What are your thoughts about these @alheinecke, @rengolin , @chelini ?

KavithaTipturMadhu commented 2 years ago

One thing we want to achieve is layout transformation, for example from <4x8xbf16> to tensor<2x8xpbf16>. For this, the intuitive way is to use linalgx.relayout to generate <2x8x2xbf16> from <4x8xbf16> and then casting the tensor <2x8x2xbf16> to <2x8xpbf16>. The cast operation, however, expects the same element type in both tensors and compatible shape for casting to go through. Making this work will require changes in TensorOps as well as memrefs, as ideally this cast is valid between memrefs as well. Alternatively, the relayout operation could capture the casting op as well in itself since it is a custom op anyway. Upstreaming the relayout op becomes tricky then.

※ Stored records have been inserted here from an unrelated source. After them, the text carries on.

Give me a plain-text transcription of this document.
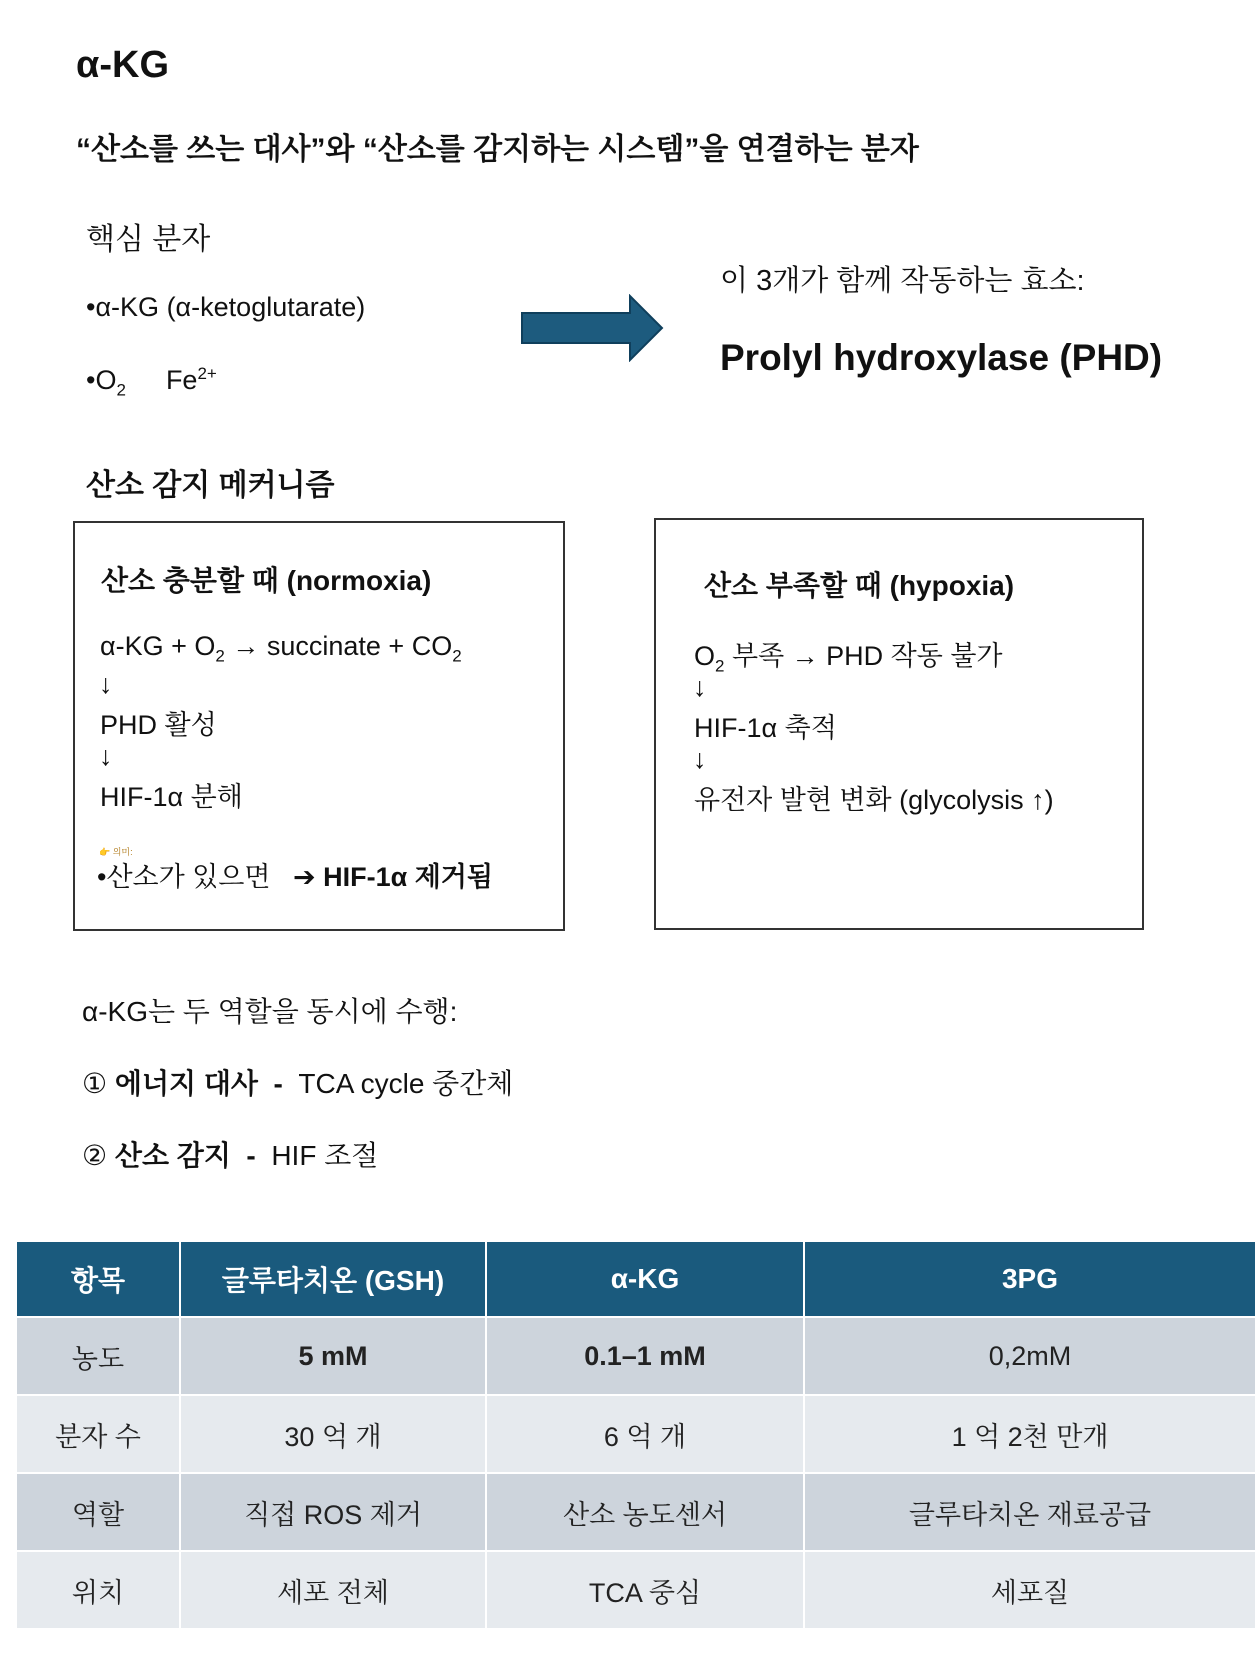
α-KG
“산소를 쓰는 대사”와 “산소를 감지하는 시스템”을 연결하는 분자
핵심 분자
•α-KG (α-ketoglutarate)
$•O_2$ $Fe^{2+}$
이 3개가 함께 작동하는 효소:
Prolyl hydroxylase (PHD)
산소 감지 메커니즘
산소 충분할 때 (normoxia)
$\alpha-KG + O_2$ → succinate + $CO_2$
↓
PHD 활성
↓
HIF-1α 분해
👉 의미:
•산소가 있으면 ➔ HIF-1α 제거됨
산소 부족할 때 (hypoxia)
$O_2$ 부족 → PHD 작동 불가
↓
HIF-1α 축적
↓
유전자 발현 변화 (glycolysis ↑)
α-KG는 두 역할을 동시에 수행:
① 에너지 대사  -  TCA cycle 중간체
② 산소 감지  -  HIF 조절
항목	글루타치온 (GSH)	α-KG	3PG
농도	5 mM	0.1–1 mM	0,2mM
분자 수	30 억 개	6 억 개	1 억 2천 만개
역할	직접 ROS 제거	산소 농도센서	글루타치온 재료공급
위치	세포 전체	TCA 중심	세포질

Thoughts? @alheinecke @rengolin @chelini

KavithaTipturMadhu commented 2 years ago
#map1 = affine_map<(d0, d1, d2) -> (d2, d1)>
#map2 = affine_map<(d0, d1, d2) -> (d0, d1)>
#map3 = affine_map<(d0, d1, d2) -> (d0 * 2 + d2, d1)>
#map4 = affine_map<(d0, d1 ,d2) -> (d0, d1, d2)>
module {
 func.func @matmultpp(%A: tensor<2x8xpbf16>,
          %B: tensor<8x4xbf16>, %C: tensor<2x4xpbf16>) -> tensor<2x4xpbf16> attributes {llvm.emit_c_interface} {
    %D = linalg.generic {indexing_maps = [#map0, #map1, #map2],
                         iterator_types = ["parallel", "parallel", "reduction"]}
    ins(%A, %B: tensor<2x8xpbf16>, tensor<8x4xbf16>) outs(%C: tensor<2x4xpbf16>) {
      ^bb0(%a: pbf16, %b: bf16, %c: pbf16):
        %0 = arith.mulf %a, %b : pbf16
        %1 = arith.addf %c, %0 : pbf16
        linalg.yield %1 : pbf16
    } -> tensor<2x4xpbf16>
    return %D : tensor<2x4xpbf16>
  }

  func.func @entry() {
    %c0 = arith.constant 0 : index

    %da = arith.constant dense<[
        [ 1.1, 2.1, 3.1, 4.1, 5.1, 6.1, 7.1, 8.1 ],
        [ 1.2, 2.2, 3.2, 4.2, 5.2, 6.2, 7.2, 8.2 ],
        [ 1.3, 2.3, 3.3, 4.3, 5.3, 6.3, 7.3, 8.3 ],
        [ 1.4, 2.4, 3.4, 4.4, 5.4, 6.4, 7.4, 8.4 ]
    ]> : tensor<4x8xbf16>
    %0 = linalg.init_tensor [2,8,2] : tensor<2x8x2xbf16>
    %da_relayout = linalgx.relayout ins(%da:tensor <4x8xbf16>, #map3) outs(%0:tensor <2x8x2xbf16>, #map4)->tensor<2x8x2xbf16>
    %da_cast = tensor.cast %da_relayout:tensor <2x8x2xbf16> to tensor <2x8xpbf16>
    %d1 = arith.pbf16_constant -1.0:bf16 , -2.0:bf16 : pbf16
    %da_reversecast = tensor.cast %da_cast : tensor<2x8xpbf16> to tensor<2x8x2xbf16>
    %v0 = vector.transfer_read %da_reversecast[%c0, %c0, %c0], %d1: tensor<2x8xpbf16>, vector<2x8x2xbf16>
    %f1 = arith.extf %v0:vector<2x8x2xbf16> to vector<2x8x2xf32>
    vector.print %f1:vector<2x8x2xf32>

    %db = arith.constant dense<[
        [ 10.1, 11.1, 12.1, 13.1 ],
        [ 10.2, 11.2, 12.2, 13.2 ],
        [ 10.3, 11.3, 12.3, 13.3 ],
        [ 10.4, 11.4, 12.4, 13.4 ],
        [ 10.5, 11.5, 12.5, 13.5 ],
        [ 10.6, 11.6, 12.6, 13.6 ],
        [ 10.7, 11.7, 12.7, 13.7 ],
        [ 10.8, 11.8, 12.8, 13.8 ]
    ]> : tensor<8x4xbf16>

    // Call kernel.
    %C = arith.constant dense<0.0> : tensor<4x4xbf16>
    %0 = call @matmultpp(%da, %db, %C)
       : (tensor<4x8xbf16>, tensor<8x4xbf16>, tensor<4x4xbf16>) -> tensor<4x4xbf16>

    //
    // CHECK:( ( 388, 426, 462, 500 ), ( 396, 434, 472, 510 ), ( 406, 444, 484, 520 ), ( 414, 454, 492, 532 ) )
    //
    %d1 = arith.constant -1.0 : bf16
    %v0 = vector.transfer_read %0[%c0, %c0], %d1 : tensor<4x4xbf16>, vector<4x4xbf16>
    %f1 = arith.extf %v0: vector<4x4xbf16> to vector<4x4xf32>
     vector.print %f1 : vector<4x4xf32>

    return
  }
}

@rengolin Here's the example we discussed today. I would like your input on the use of pbf16 type in linalg.generic.

rengolin commented 2 years ago

24 has been merged with a working version of this. Thanks Kavitha for driving this discussion!

Next, we need to make sure we can get bf16 through an MLP layer with Relu, calling TPP.